Le coffret Les années Kanoon permet de découvrir les tout premiers films d’Abbas Kiarostami. On y découvre comment l’immense iranien y élabora son éthique du regard, si juste et si poétique à la fois.
Presque cinq années se sont écoulées depuis qu’Abbas Kiarostami s’en est allé. Tandis que le Centre Pompidou lui prépare une rétrospective, deux coffrets ont été édités : si le premier célèbre la trilogie de Koker bien connue des cinéphiles du monde entier, le second s’attarde sur le travail du réalisateur iranien au sein de l’Institut pour le développement intellectuel des enfants et des jeunes adultes, le Kanoon, créé à l’initiative de Farah Pahlavi, épouse du dernier Shah d’Iran.

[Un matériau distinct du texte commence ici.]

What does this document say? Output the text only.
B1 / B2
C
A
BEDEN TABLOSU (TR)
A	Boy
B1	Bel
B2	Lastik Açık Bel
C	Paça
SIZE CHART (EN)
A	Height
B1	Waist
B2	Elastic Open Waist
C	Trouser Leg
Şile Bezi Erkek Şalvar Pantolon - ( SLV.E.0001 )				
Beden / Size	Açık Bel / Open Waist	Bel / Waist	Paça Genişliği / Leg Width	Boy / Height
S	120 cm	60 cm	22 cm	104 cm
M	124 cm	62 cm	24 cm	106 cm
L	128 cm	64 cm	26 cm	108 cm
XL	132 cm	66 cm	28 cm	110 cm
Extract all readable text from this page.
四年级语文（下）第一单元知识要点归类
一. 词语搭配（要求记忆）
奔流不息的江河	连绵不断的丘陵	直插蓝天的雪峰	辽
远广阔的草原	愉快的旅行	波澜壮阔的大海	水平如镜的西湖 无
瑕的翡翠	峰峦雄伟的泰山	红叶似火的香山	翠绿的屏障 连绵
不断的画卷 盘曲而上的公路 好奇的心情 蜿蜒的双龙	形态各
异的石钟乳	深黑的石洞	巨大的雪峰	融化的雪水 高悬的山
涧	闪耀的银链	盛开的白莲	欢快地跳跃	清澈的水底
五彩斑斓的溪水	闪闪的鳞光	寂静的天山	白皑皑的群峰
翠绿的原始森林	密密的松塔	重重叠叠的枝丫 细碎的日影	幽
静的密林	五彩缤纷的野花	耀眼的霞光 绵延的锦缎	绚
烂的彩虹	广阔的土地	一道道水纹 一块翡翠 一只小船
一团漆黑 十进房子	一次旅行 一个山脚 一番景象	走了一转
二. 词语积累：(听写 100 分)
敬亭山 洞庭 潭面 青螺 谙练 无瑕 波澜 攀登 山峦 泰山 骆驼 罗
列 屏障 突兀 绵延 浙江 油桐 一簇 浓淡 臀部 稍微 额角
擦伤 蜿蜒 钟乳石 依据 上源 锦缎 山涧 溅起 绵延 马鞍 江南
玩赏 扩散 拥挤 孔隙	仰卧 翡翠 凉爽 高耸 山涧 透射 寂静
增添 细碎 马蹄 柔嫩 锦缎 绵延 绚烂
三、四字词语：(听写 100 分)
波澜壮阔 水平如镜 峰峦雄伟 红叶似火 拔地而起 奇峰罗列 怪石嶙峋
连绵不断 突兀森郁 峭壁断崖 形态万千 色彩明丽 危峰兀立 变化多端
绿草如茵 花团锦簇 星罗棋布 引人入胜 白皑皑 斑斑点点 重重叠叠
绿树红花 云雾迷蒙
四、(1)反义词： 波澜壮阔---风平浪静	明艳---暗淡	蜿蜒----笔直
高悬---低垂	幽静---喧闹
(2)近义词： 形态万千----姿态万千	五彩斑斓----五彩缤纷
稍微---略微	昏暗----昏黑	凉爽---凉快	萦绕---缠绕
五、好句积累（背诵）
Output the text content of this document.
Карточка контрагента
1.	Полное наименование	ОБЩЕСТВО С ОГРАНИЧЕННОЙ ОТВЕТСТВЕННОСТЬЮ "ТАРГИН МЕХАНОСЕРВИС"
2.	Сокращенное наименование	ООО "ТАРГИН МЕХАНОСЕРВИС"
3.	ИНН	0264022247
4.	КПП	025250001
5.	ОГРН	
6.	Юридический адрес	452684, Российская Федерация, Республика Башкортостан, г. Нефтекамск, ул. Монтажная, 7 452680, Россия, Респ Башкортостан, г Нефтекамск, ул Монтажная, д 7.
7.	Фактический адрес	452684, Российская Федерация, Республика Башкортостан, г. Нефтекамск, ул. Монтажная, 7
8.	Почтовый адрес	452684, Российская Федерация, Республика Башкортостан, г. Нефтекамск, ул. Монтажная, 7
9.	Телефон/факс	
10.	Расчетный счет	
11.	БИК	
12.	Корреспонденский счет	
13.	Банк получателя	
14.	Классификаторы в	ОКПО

Films éducatifs, documentaires de recherche, courts métrages d’apprentissage : la multiplicité des formes et la richesse des dispositifs permettent de suivre, pas à pas, le regard curieux et la pensée jamais figée d’un cinéaste lui aussi en formation. Dépassant leur statut d’outils pédagogiques, les films de la période Kanoon donnent ainsi à voir une enfance de l’art cinématographique, émouvante par sa simplicité, ses tâtonnements, ses audaces et sa justesse intellectuelle. C’est donc bien souvent par le jeu que s’ouvre et se structure le récit, comme dans Le Pain et la rue (1970) : dans un très beau noir et blanc évoquant le néoréalisme italien, un petit garçon, morceau de pain sous le bras, déambule dans les rues de son village en recréant un match de football imaginaire, avant de voir son élan contrarié par un chien. C’est encore le football qui lance à l’aventure le jeune héros du Passager (1974), obsédé à l’idée d’assister à un match à Téhéran. L’enfant cherche toujours le chemin de traverse, incarnant une poétique de l’aventure menacée par les devoirs du soir, par la nécessité de l’éducation, par le monde imposant des adultes, à l’image de cette route encombrée par le passage infini des automobilistes interdisant au héros le retour chez soi dans Récréation (1972). Ces instants fugaces et passagers, quelque part entre le foyer et l’école, cristallise un âge primitif où tout évènement devient un moyen d’appréhender le monde et de se construire : amadoué par un bout de pain, le chien devient ainsi un compagnon fidèle, calant ses foulées sur la marche de l’enfant. La caméra de Kiarostami ne fait pas autre chose ; main dans la main avec ses interlocuteurs favoris, ces enfants tantôt timides et tendres, tantôt rebelles et agités, elle cherche avec eux la meilleure façon d’apprendre et d’affronter un réel bien indifférent à leurs soucis et à leurs peines.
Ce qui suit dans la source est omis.